I Tested The 4507R, the only model that comes with the option for redundant Supervisor cards. I tested this option by pulling out the active Supervisor card while pinging through the box. It took about 30 seconds for the backup Supervisor card to kick in and start forwarding the pings. However, with a large route table such a switchover could take as long as a minute, Cisco reps say. I also pulled one of the redundant power supplies while running our most demanding throughput tests, and the 4507R didn't drop a packet.

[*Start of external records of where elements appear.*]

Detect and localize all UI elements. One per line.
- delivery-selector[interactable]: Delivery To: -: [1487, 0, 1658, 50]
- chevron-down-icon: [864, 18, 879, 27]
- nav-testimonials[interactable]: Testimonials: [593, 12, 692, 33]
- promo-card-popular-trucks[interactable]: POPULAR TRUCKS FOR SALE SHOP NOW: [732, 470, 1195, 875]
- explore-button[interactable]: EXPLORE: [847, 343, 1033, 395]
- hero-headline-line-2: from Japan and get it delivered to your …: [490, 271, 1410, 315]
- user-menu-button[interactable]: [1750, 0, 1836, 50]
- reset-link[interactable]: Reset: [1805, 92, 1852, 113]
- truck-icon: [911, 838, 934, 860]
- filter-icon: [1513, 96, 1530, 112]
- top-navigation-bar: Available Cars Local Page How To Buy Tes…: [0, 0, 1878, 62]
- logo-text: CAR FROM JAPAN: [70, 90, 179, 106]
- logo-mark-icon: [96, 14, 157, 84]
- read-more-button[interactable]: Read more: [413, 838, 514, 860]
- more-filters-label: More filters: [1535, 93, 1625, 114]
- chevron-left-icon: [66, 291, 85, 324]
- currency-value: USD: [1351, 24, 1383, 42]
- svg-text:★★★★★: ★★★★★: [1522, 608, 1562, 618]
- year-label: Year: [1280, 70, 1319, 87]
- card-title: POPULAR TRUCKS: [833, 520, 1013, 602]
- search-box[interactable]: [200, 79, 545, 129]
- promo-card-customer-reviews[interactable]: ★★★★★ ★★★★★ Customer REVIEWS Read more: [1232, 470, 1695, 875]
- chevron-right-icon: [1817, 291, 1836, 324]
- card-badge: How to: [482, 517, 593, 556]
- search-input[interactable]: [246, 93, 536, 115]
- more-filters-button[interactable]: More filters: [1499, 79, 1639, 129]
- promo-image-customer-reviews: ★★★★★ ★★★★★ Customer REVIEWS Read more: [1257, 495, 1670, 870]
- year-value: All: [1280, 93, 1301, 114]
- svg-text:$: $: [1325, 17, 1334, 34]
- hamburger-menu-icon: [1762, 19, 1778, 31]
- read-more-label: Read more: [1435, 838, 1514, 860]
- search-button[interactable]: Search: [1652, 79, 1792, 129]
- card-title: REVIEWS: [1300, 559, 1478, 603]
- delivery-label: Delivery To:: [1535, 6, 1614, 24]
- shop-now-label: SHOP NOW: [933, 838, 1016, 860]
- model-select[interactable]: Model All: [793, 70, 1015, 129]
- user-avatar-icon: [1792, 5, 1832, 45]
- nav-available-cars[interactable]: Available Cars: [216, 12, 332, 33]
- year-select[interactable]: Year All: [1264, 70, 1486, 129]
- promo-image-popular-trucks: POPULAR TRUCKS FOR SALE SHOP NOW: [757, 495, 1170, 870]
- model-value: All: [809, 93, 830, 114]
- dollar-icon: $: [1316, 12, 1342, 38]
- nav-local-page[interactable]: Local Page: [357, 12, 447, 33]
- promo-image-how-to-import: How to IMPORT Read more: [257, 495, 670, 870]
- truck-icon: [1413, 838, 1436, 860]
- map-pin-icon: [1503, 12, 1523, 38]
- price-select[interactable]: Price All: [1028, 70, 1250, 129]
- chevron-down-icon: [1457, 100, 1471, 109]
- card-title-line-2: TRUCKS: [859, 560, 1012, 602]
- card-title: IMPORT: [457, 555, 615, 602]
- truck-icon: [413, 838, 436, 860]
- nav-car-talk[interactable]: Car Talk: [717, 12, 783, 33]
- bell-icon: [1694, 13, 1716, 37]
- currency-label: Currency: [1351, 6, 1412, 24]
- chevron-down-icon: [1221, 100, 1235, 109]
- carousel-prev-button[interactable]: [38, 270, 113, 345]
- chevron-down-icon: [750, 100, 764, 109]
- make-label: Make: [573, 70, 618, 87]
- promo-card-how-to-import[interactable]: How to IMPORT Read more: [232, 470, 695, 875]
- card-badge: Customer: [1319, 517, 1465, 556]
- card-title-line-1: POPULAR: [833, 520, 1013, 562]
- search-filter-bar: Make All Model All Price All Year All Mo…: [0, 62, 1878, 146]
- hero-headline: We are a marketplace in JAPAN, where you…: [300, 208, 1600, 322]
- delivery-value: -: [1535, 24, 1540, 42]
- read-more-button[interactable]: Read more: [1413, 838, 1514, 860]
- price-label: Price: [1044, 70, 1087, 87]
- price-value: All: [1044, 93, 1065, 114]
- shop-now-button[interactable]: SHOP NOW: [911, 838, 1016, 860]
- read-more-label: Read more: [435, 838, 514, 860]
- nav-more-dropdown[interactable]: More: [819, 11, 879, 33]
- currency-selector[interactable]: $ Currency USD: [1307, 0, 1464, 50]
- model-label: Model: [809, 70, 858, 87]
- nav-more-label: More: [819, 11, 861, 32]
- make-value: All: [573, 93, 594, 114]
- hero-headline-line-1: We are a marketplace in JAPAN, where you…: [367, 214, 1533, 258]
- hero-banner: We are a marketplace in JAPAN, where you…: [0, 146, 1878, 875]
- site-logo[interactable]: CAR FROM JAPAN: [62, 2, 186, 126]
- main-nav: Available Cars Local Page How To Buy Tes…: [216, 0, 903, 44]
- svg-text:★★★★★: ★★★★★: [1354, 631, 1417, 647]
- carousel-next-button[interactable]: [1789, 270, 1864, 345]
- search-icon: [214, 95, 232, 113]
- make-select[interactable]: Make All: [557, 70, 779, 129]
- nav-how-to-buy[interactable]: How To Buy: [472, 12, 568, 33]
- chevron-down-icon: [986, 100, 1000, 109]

For my tests, the 4507R was fully populated with five line cards containing six gigabit-fiber ports on each. There were also two active gigabit-fiber ports on the Supervisor card for a grand total of 32 gigabit ports. I hooked up a Spirent SmartBits 6000B tester to the box and blasted true wire-speed traffic, 100 percent utilization, through all 32 ports in full-duplex mode. I sent 1,518-byte packets and the worst-case 64-byte packets, which caused the 4507R to process more headers in the same amount of time. I also sent some in-between-sized packets and set the SmartBits to tolerate 0 percent drops--not a single packet was dropped.

Good
• True wire-speed performance, even with access lists.
• Heavy-duty redundancy.

• Inline power.

Bad
• Expensive.
• Limited wire-speed port density.

Next I configured a 30-line access list to be active on all the ports and specified that the whole list had to be traversed. The throughput was perfect, confirming Cisco's claim of wire-speed access-list processing. I left the access list on and did a latency test in full-mesh mode, which divided the traffic equally from each individual port to every other port and made the switch work a little harder. The best-case latency was about 3.4 microseconds with 64-byte packets. Even the worst case was low enough to be insignificant--about 73 microseconds with 1,518-byte packets.